Principal component analysis (PCA) was performed on the samples (including the quality control samples) in order to preliminarily understand the total metabolic differences between the samples of each group and the degree of variation between the samples within the group. (a) PCA 2D results of grouped metabolites. (b) PCA 3D results of grouped metabolites. (c) Explainable variation in the first 5 principal components of PCA. PCA showed a distinct clustering between groups.

Figure 4.

OPLS-DA score plot. (a) OPLS-DA score plot. The abscissa is the difference between groups. The ordinate represents the score value of orthogonal components, and the ordinate direction shows the difference within the group. (b) OPLS-DA model validation. The prediction parameters of the evaluation model include R²X, R²Y, and Q². R²X and R²Y, respectively, represent the interpretation rate of the established model to the X and Y matrix, and Q² represents the prediction ability of the model. The closer these 3 indicators are to 1, the more stable and reliable the model will be.

Figure 5.

(a) VIP value plot. VIP values of the differentially expressed metabolites. (b) Bar chart. The difference multiple changes of the quantitative information of metabolites in each group were compared according to the grouping of specific samples.

Figure 6.

(a) OPLS-DA S-plot. The red points indicate that the VIP value of these metabolites ≥1; the green points indicate that the VIP value of these metabolites ≤1. The upper right corner or lower left corner metabolites have more significant difference. (b) Volcano plot. Each point in the map represents a metabolite, and the abscisic coordinate represents the logarithm of the quantitative difference multiples of a metabolite in the 2 samples. (c) Violin plot. Violin plot is a combination of boxplot and density map and is mainly used to display the data distribution and its probability density. (d) Z-score plot. The different metabolites in different samples were normalized by calculating the Z-value. The distribution of each differential metabolite between different groups can be distinguished visually. (e). Heatmap clustering. The clustering tree on the left of the figure represents differential metabolites, and the scale represents the expression amount obtained after standardized processing.

Figure 7.

Enrichment analysis. (a) Statistics of KEGG enrichment. (b) Statistics of HMDB enrichment.

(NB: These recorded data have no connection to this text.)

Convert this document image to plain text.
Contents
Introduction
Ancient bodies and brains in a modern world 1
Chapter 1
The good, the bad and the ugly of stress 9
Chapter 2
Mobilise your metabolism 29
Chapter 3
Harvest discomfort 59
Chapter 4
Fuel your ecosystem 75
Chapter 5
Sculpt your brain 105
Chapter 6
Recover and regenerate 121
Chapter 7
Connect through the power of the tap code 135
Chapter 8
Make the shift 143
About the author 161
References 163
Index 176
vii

Rich factor is the ratio between the number of differentially expressed metabolites in the corresponding pathway and the total number of metabolites detected and annotated in the pathway. The size of the points in the figure represents the number of significantly different metabolites enriched to the corresponding pathways.

Figure 8.

Kyoto encyclopedia of genes and genomes (KEGG) annotation of bile secretion.

Figure 9.

Kyoto encyclopedia of genes and genomes (KEGG) annotation of primary bile acid biosynthesis.

Figure 10.

Kyoto encyclopedia of genes and genomes (KEGG) annotation of purine metabolism.